Copiapo, Chili — Les 33 hommes piégés à près de 700 mètres de profondeur n'avaient pas de réel espoir d'être retrouvés quand environ 700 000 tonnes de roches se sont effondrées le 5 août dans la mine chilienne de San José. Mais leur chef d'équipe Luis Urzua les a aidés à ne pas perdre courage et à survivre sous terre.
Âgé de 54 ans, ce topographe a usé de toute sa présence d'esprit et de tous ses talents de meneur pour aider ses hommes à garder la tête froide pendant les 17 jours qu'il a fallu aux secouristes pour entrer en contact avec eux.
Après l'effondrement, Urzua a été le premier à parler au président chilien Sébastian Pinera et à l'exhorter à ne pas abandonner son équipe. «Ne nous laissez pas seuls», a-t-il imploré.
Et c'est sans surprise qu'en capitaine de navire, il a été le dernier des 33 mineurs à quitter l'obscurité de la mine d'or et de cuivre, mercredi soir.
Après avoir serré les mains des sauveteurs, il a pris place dans la nacelle de secours mercredi à 21h46 locales avant d'entamer la remontée par le puits creusé dans la roche. Il a renoué avec le monde extérieur 11 minutes plus tard, au milieu des acclamations, chants et applaudissements.
«Nous voulions nous battre»
«Nous avons fait ce que le monde entier attendait», a-t-il alors lancé au président Pinera. «Les 70 jours pendant lesquels nous nous sommes battus si durement n'ont pas été vains. Nous avions la force, le moral, nous voulions nous battre, nous voulions nous battre pour nos familles et c'était ça le plus formidable", a-t-il ajouté, émergeant en lunettes noires de la nacelle Phoenix (Phénix en français).
Le président Pinera, venu assister au sauvetage des mineurs, l'a accueilli en leader: «Vous êtes sorti en dernier comme un bon capitaine... Vous n'avez pas idée de la manière dont tous les Chiliens ont partagé avec vous votre angoisse, votre espoir et votre joie.»
«Vous n'êtes plus le même et le pays n'est plus le même après cela», a ajouté le chef d'État. «Vous nous avez inspirés. Allez embrasser votre femme et votre fille!»
Et les deux hommes, le casque sur le coeur, d'entonner l'hymne national chilien avec la foule enthousiaste.
Un homme protecteur
Robinson Marquez a autrefois travaillé avec Luis Urzua dans une mine à proximité, à Punta del Cobre. Il décrit un homme «très protecteur avec ses hommes. De toute évidence, il les aime» et n'aurait jamais quitté les lieux avant que tous soient en sécurité, ajoute-t-il.

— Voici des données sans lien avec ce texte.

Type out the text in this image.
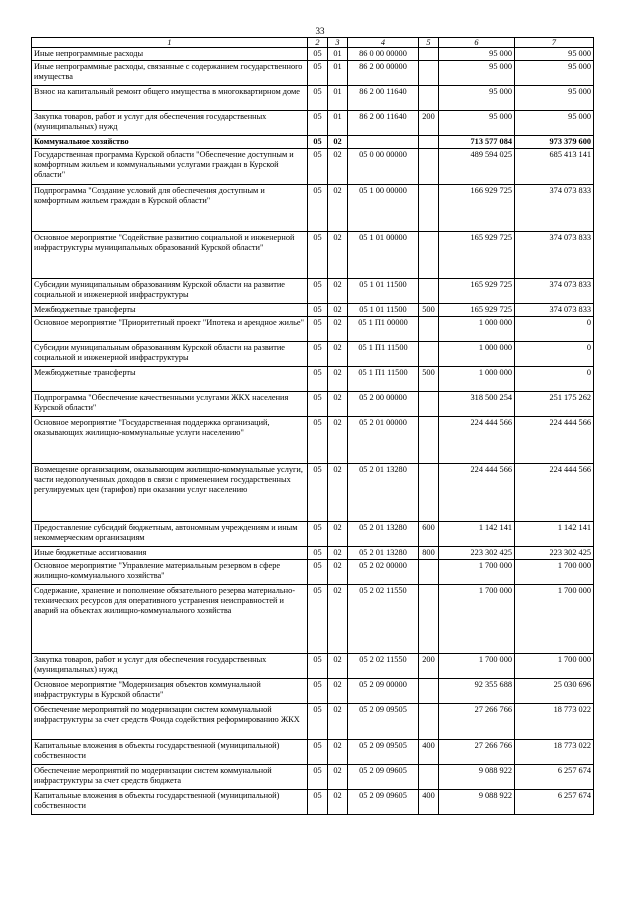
33
1	2	3	4	5	6	7
Иные непрограммные расходы	05	01	86 0 00 00000		95 000	95 000
Иные непрограммные расходы, связанные с содержанием государственного имущества	05	01	86 2 00 00000		95 000	95 000
Взнос на капитальный ремонт общего имущества в многоквартирном доме	05	01	86 2 00 11640		95 000	95 000
Закупка товаров, работ и услуг для обеспечения государственных (муниципальных) нужд	05	01	86 2 00 11640	200	95 000	95 000
Коммунальное хозяйство	05	02			713 577 084	973 379 600
Государственная программа Курской области "Обеспечение доступным и комфортным жильем и коммунальными услугами граждан в Курской области"	05	02	05 0 00 00000		489 594 025	685 413 141
Подпрограмма "Создание условий для обеспечения доступным и комфортным жильем граждан в Курской области"	05	02	05 1 00 00000		166 929 725	374 073 833
Основное мероприятие "Содействие развитию социальной и инженерной инфраструктуры муниципальных образований Курской области"	05	02	05 1 01 00000		165 929 725	374 073 833
Субсидии муниципальным образованиям Курской области на развитие социальной и инженерной инфраструктуры	05	02	05 1 01 11500		165 929 725	374 073 833
Межбюджетные трансферты	05	02	05 1 01 11500	500	165 929 725	374 073 833
Основное мероприятие "Приоритетный проект "Ипотека и арендное жилье"	05	02	05 1 П1 00000		1 000 000	0
Субсидии муниципальным образованиям Курской области на развитие социальной и инженерной инфраструктуры	05	02	05 1 П1 11500		1 000 000	0
Межбюджетные трансферты	05	02	05 1 П1 11500	500	1 000 000	0
Подпрограмма "Обеспечение качественными услугами ЖКХ населения Курской области"	05	02	05 2 00 00000		318 500 254	251 175 262
Основное мероприятие "Государственная поддержка организаций, оказывающих жилищно-коммунальные услуги населению"	05	02	05 2 01 00000		224 444 566	224 444 566
Возмещение организациям, оказывающим жилищно-коммунальные услуги, части недополученных доходов в связи с применением государственных регулируемых цен (тарифов) при оказании услуг населению	05	02	05 2 01 13280		224 444 566	224 444 566
Предоставление субсидий бюджетным, автономным учреждениям и иным некоммерческим организациям	05	02	05 2 01 13280	600	1 142 141	1 142 141
Иные бюджетные ассигнования	05	02	05 2 01 13280	800	223 302 425	223 302 425
Основное мероприятие "Управление материальным резервом в сфере жилищно-коммунального хозяйства"	05	02	05 2 02 00000		1 700 000	1 700 000
Содержание, хранение и пополнение обязательного резерва материально-технических ресурсов для оперативного устранения неисправностей и аварий на объектах жилищно-коммунального хозяйства	05	02	05 2 02 11550		1 700 000	1 700 000
Закупка товаров, работ и услуг для обеспечения государственных (муниципальных) нужд	05	02	05 2 02 11550	200	1 700 000	1 700 000
Основное мероприятие "Модернизация объектов коммунальной инфраструктуры в Курской области"	05	02	05 2 09 00000		92 355 688	25 030 696
Обеспечение мероприятий по модернизации систем коммунальной инфраструктуры за счет средств Фонда содействия реформированию ЖКХ	05	02	05 2 09 09505		27 266 766	18 773 022
Капитальные вложения в объекты государственной (муниципальной) собственности	05	02	05 2 09 09505	400	27 266 766	18 773 022
Обеспечение мероприятий по модернизации систем коммунальной инфраструктуры за счет средств бюджета	05	02	05 2 09 09605		9 088 922	6 257 674
Капитальные вложения в объекты государственной (муниципальной) собственности	05	02	05 2 09 09605	400	9 088 922	6 257 674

Sous la houlette d'Urzua, les mineurs se sont rationnés pendant plus de deux semaines et demie, buvant de petites gorgées de lait et mangeant de minuscules quantités de thon, faisant ainsi durer des vivres d'urgence qui n'étaient prévus que pour 48 heures.
«Nous n'avions que peu de nourriture», a expliqué Luis Urzua mercredi soir. «Nous remercions Dieu d'avoir été capables de résister» à la tentation de ne pas tout manger d'un coup.
En plus de s'imposer ce régime de survie, les mineurs ont aussi limité l'usage des lampes de leurs casques, leur unique source de lumière avec quelques véhicules, se servant peu de ces derniers pour ne pas perdre en oxygène.
Un leader né
Luis Urzua, 31 ans d'expérience dans les mines, a expliqué qu'au moment où les secours avaient établi le premier contact via un trou étroit creusé jusqu'à leur refuge, les mineurs étaient si euphoriques que «chacun voulait serrer le marteau».
Et de décrire les difficultés des premiers jours, expliquant qu'il avait fallu attendre trois heures environ après l'effondrement que la poussière retombe, avant de pouvoir inspecter les lieux, observer l'endroit où les roches barraient désormais le principal point de sortie.
Il a dit avoir compris alors que l'attente serait longue: «J'ai vu [les roches effondrées]. Beaucoup pensaient que cela ne serait l'affaire que de deux jours. Mais quand je (les) ai vues, je savais qu'il en serait autrement.»
Luis Urzua est un leader né, «quelqu'un de calme, de professionnel», note Robinson Marquez. «C'est dans sa nature, c'est un don».